We’ve been focusing, in the City Planning Division, on becoming more proactive and collaborative in the work that we do.
This is apparent in a whole variety of initiatives that we have underway, from our Comprehensive to the Core study, which is a two-year project looking at both hard and soft downtown infrastructure, to our recently approved plan for 19 km of light rail on Eglinton, which includes a Built Form Framework, a streetscaping plan, and a “greening” strategy.
The most obvious example of this shift is our introduction of the Development Permit System to Toronto, which will reorient planning in specific, high growth areas from a site-by-site approach to a vision-based neighborhood planning approach.
One initiative that is slightly off the radar screen, but has the potential to be just as impactful, is the introduction of the “Residential Apartment Commercial Zone” into our Zoning Bylaw.
Our city contains the second largest concentration of high-rise buildings in North America – and many of these modern concrete buildings dot the landscape of our suburbs. Built during the city’s post-war expansion, they were designed to be the 1950s version of a middle-class dream. In 1968 alone, 30,000 apartment units were built, and today there are over 1,000 of these slab buildings across our inner suburbs (resulting in a unique tenure split in our suburbs, where nearly 50% of residents are renters).
However, as residential enclaves disconnected from other neighborhoods, amenities, and streets, these buildings were quickly abandoned by the middle class and have subsequently become landing pads for new immigrants. Many of these communities have eked out a strong sense of community despite their planned context, which is often hostile to walking and community connectedness. Many more have been identified as “Neighbourhood Improvement Areas”, that is, areas with special needs that require a higher level of reinvestment to improve quality of life.
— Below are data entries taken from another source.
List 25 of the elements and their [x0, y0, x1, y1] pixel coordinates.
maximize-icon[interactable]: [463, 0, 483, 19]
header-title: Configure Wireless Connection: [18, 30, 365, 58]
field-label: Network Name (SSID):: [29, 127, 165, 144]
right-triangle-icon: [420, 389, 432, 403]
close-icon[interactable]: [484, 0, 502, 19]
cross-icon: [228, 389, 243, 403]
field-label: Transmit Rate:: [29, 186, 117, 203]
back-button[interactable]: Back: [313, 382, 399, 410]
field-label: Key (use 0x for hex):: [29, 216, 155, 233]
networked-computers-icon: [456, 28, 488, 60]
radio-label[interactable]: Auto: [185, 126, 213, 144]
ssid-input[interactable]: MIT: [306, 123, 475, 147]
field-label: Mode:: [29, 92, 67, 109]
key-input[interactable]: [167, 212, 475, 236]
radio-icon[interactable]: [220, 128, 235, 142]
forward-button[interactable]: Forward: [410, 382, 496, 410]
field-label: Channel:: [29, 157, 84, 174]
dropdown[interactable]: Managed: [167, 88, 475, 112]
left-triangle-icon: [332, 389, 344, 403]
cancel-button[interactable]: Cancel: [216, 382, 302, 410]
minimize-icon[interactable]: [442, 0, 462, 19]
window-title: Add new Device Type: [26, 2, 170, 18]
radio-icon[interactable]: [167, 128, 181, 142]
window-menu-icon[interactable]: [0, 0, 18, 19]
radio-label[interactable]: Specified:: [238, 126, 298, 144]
Our planning policies for these communities, which have remained relatively unchanged since they were built, have been a constraint – part of the problem, to be blunt. By restricting uses, and viewing these buildings as places for residential uses only, their potential to transform into vibrant places and community hubs has been thwarted.
The good news is that as a result of tremendous on-going analysis and new collaborations that have involved the United Way, Public Health, and the Tower Renewal Office (to name just a few of the key players), approximately 500 existing apartment sites have been identified for inclusion in the new zone, which will allow for new, small scale uses of benefit to local residents. The uses to be permitted include, for example, small shops, food markets, cafes, learning centers, barbershops, doctor’s offices, community centres and places of worship. Clearly, the opportunity to provide a variety of neighbourhood goods and services within an apartment building or cluster of apartment buildings is a key step towards creating more complete, walkable communities. This is a critical policy change, and its adoption is long over due.
The new RAC Zone is a progressive, proactive, enabling policy framework. It has the potential to transform over 500 sites in this city, and it is an example of how we are seeking to plan differently.
Planning and Growth Management Committee will consider a Staff Report on this matter on May 29th, 2014.